While it has been all about chard and beans in recent weeks, we’ve turned the corner into real Jersey territory: Tomatoes!
We’ve got tomatoes in many colors: red, orange, yellow and purple, and awaiting a striped variety to ripen. For some reason, my daughter loves those yellow tomatoes: When we were selecting seeds from catalogs in January then starting them in peat pellets in early spring, she repeatedly (almost obsessively) had to make sure we had purchased and planted the yellows. We had seeds leftover from last year, which we used – but don’t tell her! While that first mortgage lifter picked last week was nearly as big as her face, she had a different gleam in her eyes upon proudly picking her first yellow tomato this weekend.
And yes, she ate it right then and there, like an apple.

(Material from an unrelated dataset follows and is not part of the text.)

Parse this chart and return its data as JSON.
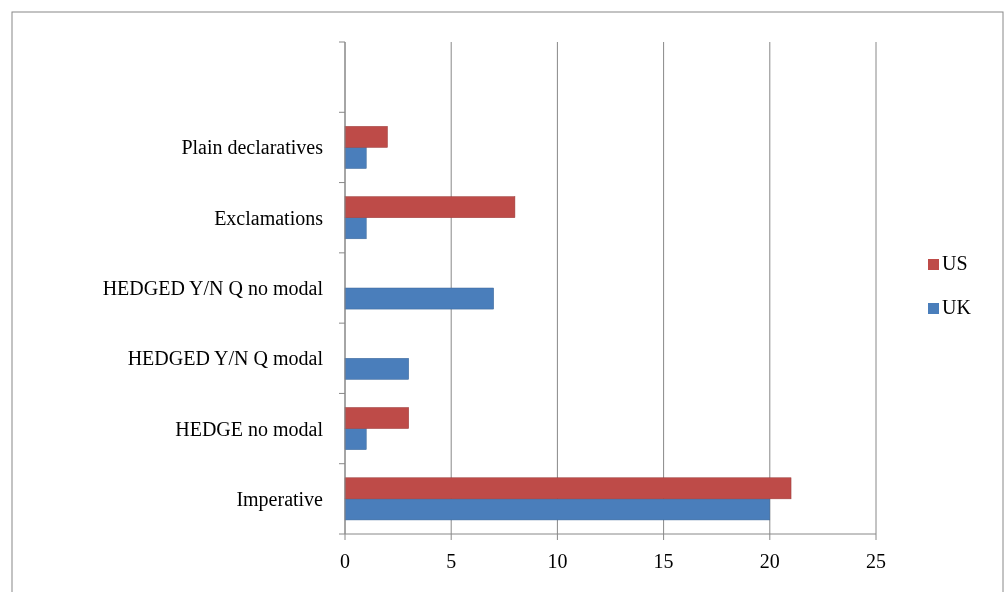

Two week’s harvest, as of Saturday, the 15th:
Chard: 3 armloads @ $2= $6.00
Lemon Cukes plus some Kirbies: easily 5 lbs @ $.99 = $1.98
Haricot Verts: 1 lb @ $2.49/lb= $2.49
Kwintus Beans: well over 2 lbs @1.29/lb = $2.58
Purple Pole Beans: About 2 lbs @ $2=$4
Green Beans: 1 lb @ $.99/lb. (see below)
3 lbs Pattypan squash @ $1.50: $ 4.50
And Tomatoes!!!!
2+ pints of cherry tomatoes, mostly SunGold: $4
4 Lbs Mortgage lifter reds: $4
A pound of sweet yellows: $1
Total: $31.55
Last Eco-nomics posting, I was in the red by $0.60
This two-week harvest: $31.54
In the Black! By $30.94.
The chard seems to be slowing down a bit (whew!), although I still plan to use my trading tactic in future recipes and preparations. I thought that my bean vines had slowed completely – with only about 1 lb of filets over two weeks - so I let them be for a bit, and honestly forgot to look at them. Big mistake: The fridge is full of big bags of beans, including Kentucky Wonder pole beans, those 4-year-old seeds I came across and thought I’d plant because, hey, you never know. I had completely forgotten about those, since they’re planted in a different area than the others and they are now threatening to take down a gutter downspout.
I’ve said before that giving it away is half the fun of growing it, and with the addition of fresh-picked tomatoes, those around me are increasingly happy to take some harvest off my hands.